Lesson O4O - Moving data to and from your new computer

We get our learners to use scp and CyberDuck to move data to and from their remote machines.

-- Slide --

Moving data: our top researcher request!

Hence it's worth spending time on...

-- Slide End --

Lesson 050 - We can still run our graphical applications

We launch and run graphical applications via XWindows over ssh.

-- Slide --

Graphical applications: our top promoter request!

Of interest...

-- Slide End --

Lesson 060 - Snapshots, backups and vertical scaling

We dive deeper into snapshots and scaling.

-- Slide --

Why are NeCTAR snapshots broken?

  1. They are just too easy to do: suspicious enough!
  2. The magic nostrums aren't up to the task!
  3. They are not broken! How dare you!
  4. The state of the machine is not captured
  5. Cosmic rays can flip their bits.

-- Slide End --

Answer: D. Whilst E is a topic for a good debate, the answer is: D. The state of the machine is not captured

This seems to be a little known fact :(

We teach a work around that gives faultless snapshots.

-- Slide --

Anyone care to guess our technique?

-- Slide End --

Answer: Yes, we shut the VM down. Note: Not terminate!!

-- Slide --

Do you know the differences between:

  1. A soft reboot of a VM
  2. A paused VM
  3. A stopped VM
  4. A hard reboot of a VM
  5. A terminated VM

?

-- Slide End --

A soft reboot tries to do a graceful reboot (you ask the OS to reboot). A paused VM is simply halted in memory, ready to be started again.
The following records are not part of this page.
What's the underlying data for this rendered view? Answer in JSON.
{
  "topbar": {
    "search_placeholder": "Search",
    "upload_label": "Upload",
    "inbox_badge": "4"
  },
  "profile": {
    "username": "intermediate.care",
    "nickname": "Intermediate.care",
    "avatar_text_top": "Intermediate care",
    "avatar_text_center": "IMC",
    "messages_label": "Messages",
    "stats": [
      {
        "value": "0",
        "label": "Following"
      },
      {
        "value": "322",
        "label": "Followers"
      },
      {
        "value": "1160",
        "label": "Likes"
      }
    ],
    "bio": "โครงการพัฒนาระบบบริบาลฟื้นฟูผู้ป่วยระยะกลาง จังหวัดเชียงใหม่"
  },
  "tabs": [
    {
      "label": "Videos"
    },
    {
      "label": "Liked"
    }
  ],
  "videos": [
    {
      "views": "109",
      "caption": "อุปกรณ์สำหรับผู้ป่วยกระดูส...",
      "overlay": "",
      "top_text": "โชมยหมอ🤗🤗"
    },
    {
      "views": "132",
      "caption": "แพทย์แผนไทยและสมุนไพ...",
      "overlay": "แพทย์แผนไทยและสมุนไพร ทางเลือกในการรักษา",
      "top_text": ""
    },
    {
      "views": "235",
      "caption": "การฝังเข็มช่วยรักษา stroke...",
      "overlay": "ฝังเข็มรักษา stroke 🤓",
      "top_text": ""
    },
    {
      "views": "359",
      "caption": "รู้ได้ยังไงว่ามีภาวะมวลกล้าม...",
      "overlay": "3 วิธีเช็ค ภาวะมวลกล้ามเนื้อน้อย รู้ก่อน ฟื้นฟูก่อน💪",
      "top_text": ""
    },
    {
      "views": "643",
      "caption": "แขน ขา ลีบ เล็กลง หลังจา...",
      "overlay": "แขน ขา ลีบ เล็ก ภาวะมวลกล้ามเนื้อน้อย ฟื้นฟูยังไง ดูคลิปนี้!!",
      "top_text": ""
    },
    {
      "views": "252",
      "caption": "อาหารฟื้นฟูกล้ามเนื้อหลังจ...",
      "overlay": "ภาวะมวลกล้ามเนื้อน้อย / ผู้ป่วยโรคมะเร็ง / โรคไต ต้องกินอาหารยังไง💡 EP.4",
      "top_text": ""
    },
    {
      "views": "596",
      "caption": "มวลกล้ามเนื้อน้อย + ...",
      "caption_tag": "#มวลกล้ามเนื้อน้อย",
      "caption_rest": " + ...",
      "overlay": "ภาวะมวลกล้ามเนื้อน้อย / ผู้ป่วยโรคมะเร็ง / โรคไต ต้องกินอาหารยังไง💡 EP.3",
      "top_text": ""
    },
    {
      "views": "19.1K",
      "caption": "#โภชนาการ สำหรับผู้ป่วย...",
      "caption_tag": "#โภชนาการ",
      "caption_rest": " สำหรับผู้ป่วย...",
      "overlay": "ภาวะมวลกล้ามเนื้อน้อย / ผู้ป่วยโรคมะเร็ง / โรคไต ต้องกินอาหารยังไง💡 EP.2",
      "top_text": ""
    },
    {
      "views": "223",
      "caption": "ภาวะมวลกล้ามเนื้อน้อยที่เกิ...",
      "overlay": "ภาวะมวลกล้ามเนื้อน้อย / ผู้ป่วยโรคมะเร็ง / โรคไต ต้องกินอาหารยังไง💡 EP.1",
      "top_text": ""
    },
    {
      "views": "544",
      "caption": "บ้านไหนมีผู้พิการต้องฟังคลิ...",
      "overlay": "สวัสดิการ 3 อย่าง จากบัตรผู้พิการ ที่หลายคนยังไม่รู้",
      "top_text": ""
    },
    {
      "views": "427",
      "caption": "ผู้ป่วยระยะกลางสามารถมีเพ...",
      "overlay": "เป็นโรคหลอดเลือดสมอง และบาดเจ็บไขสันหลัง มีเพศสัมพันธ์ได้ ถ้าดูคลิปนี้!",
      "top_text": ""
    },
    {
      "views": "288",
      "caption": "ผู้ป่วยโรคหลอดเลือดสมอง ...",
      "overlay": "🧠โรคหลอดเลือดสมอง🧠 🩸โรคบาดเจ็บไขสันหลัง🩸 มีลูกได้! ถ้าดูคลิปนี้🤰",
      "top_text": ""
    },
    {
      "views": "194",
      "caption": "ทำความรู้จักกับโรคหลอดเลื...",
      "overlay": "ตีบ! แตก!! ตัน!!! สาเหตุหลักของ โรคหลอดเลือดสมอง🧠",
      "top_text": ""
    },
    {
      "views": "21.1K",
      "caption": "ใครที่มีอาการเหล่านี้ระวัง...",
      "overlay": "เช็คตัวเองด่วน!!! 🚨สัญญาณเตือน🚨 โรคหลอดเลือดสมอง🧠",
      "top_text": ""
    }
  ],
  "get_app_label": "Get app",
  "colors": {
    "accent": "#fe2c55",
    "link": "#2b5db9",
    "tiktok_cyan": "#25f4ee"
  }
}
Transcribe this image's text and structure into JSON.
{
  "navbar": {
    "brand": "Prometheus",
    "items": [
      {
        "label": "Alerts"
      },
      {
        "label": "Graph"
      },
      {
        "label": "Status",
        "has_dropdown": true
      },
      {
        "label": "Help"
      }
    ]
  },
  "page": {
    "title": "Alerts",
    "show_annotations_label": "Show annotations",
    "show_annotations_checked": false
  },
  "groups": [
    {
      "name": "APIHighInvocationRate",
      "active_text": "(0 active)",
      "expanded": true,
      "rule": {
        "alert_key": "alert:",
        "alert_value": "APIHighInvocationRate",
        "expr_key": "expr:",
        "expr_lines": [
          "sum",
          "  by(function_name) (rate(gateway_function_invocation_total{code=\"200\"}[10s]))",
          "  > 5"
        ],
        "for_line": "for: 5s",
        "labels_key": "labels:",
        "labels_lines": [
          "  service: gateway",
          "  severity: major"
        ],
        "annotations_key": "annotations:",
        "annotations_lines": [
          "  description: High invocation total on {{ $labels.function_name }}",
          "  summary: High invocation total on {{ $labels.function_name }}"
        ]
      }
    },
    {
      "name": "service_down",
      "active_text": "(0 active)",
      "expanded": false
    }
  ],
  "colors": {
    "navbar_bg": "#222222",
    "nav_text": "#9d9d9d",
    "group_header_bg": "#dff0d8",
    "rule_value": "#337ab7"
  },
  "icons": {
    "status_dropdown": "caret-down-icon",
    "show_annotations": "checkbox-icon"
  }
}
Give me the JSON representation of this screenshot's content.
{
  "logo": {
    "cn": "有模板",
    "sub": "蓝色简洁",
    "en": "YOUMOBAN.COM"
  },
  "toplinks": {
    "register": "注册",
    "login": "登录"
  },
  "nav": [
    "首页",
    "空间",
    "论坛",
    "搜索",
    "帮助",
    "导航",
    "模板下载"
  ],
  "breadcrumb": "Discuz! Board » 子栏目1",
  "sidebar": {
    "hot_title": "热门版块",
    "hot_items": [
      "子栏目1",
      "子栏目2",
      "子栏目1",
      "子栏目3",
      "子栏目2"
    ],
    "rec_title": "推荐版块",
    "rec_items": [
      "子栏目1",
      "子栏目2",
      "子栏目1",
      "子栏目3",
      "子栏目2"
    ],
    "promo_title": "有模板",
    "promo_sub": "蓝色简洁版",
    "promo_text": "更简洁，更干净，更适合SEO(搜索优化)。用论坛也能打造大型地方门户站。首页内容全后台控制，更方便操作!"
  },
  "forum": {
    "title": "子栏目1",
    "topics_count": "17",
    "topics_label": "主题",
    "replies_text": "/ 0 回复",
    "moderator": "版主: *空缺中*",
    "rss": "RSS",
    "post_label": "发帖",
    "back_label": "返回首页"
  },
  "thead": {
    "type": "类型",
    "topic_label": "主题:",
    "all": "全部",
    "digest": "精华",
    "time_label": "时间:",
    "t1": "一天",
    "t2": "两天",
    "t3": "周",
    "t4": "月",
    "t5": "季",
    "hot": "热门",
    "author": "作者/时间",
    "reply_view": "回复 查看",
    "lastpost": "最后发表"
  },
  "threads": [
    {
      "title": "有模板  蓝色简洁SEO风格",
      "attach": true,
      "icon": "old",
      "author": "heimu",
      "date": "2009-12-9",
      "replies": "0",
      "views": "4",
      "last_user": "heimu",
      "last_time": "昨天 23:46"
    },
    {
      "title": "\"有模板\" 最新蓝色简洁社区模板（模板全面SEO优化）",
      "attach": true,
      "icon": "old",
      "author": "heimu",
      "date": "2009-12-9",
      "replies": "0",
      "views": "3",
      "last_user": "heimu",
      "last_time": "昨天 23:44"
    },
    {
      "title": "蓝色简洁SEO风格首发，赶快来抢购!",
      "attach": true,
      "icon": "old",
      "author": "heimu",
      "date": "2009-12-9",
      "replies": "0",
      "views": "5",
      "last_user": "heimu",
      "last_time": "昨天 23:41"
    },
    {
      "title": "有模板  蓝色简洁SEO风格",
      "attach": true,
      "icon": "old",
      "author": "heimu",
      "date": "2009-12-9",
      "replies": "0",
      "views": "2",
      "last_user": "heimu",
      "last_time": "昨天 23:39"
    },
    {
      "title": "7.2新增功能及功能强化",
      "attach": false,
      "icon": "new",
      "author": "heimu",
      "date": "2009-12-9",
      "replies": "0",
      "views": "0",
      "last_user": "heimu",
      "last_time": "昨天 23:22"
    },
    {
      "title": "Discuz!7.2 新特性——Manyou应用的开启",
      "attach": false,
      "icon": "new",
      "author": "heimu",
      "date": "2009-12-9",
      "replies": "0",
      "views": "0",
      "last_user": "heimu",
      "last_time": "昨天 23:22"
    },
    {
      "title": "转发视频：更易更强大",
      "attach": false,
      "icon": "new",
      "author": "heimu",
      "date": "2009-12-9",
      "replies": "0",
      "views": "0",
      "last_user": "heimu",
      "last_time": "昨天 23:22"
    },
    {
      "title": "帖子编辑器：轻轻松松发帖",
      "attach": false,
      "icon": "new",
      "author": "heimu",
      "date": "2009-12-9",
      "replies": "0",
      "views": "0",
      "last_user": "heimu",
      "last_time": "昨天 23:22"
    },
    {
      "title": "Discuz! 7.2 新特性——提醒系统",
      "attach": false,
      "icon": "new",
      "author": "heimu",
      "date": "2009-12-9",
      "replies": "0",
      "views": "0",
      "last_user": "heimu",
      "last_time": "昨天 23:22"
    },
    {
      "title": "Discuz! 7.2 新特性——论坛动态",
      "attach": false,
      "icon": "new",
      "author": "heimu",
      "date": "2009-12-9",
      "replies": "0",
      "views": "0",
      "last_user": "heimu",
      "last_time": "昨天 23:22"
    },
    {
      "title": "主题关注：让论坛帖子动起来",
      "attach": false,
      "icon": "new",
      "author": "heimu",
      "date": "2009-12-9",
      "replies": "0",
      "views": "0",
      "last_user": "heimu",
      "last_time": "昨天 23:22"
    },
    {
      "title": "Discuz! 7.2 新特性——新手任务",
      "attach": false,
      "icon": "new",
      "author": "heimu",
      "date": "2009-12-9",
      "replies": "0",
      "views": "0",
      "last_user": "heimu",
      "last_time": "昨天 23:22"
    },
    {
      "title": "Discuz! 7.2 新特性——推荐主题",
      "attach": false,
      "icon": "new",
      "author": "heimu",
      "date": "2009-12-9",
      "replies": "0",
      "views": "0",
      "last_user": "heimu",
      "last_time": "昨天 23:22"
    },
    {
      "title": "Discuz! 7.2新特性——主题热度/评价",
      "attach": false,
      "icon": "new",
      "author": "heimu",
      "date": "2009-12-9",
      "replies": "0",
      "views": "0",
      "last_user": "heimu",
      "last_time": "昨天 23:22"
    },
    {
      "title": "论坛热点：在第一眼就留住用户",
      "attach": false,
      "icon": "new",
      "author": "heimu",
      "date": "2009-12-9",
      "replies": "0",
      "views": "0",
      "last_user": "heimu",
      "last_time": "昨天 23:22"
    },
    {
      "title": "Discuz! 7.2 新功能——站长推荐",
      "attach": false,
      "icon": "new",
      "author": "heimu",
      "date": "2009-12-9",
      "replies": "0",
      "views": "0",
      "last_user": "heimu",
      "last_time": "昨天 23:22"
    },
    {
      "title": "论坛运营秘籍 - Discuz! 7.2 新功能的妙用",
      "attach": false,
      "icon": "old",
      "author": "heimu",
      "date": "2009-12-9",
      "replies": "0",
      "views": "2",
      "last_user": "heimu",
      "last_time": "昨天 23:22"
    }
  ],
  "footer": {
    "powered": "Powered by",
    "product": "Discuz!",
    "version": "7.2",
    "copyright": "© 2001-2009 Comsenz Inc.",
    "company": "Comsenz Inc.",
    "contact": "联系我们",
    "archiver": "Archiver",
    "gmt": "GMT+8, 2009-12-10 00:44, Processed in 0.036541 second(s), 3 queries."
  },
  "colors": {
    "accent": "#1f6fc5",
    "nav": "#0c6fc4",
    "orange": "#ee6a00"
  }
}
A stopped VM has its state written to the host machines disk, ready to be resumed from there. A hard reboot just reboots the machine! (you press the button)

Lesson 070 - Transient storage and sharing

We have a very clumsy display that transient storage is not to be relied on.

And also do some vertical scaling and public sharing of snapshots.

-- Slide --

Strangely, people want to keep their IP numbers...

-- Slide End --

Lesson 080 - The object store

We dive into the Object Store

It's a very simple lesson.

We introduce containers, objects, and get them upload, download and make public an image.

We also, if time permits, get them to work through connecting CyberDuck to the object store using Intersects training material.

-- Slide --

True or False: Knowledge is as perishable as a fresh fish!

  • G = True.
  • R = False.

-- Slide End --

A False - Is the knowledge that you have, somehow, in some strange quantum way, flipping from correct to wrong with the passage of time?

Or is it simply that the knowledge available is exploding? Sure, some of the knowledge we may hold dear may turn out to be incorrect (Carbohydrates are good for you?), but the majority still holds true. Pythagoras still Rulez!

Lesson 090

We dive into Security.

We explain the shared security model, and give some basic tips on staying safe in the cloud.

This the messiest and least explored lesson, as you'll be able to tell by the lesson plan and that there is more than one lesson.

-- Slide --

True or False: Discovery trumps explanation

  • G = True.
  • R = False.

-- Slide End --

A True and False - Both sides have a point. If you can learn quantum physics by discovery: well, why are you in this room? Research has shown that pure discovery learning doesn't work: but guided investigative learning can be very effective in certain settings.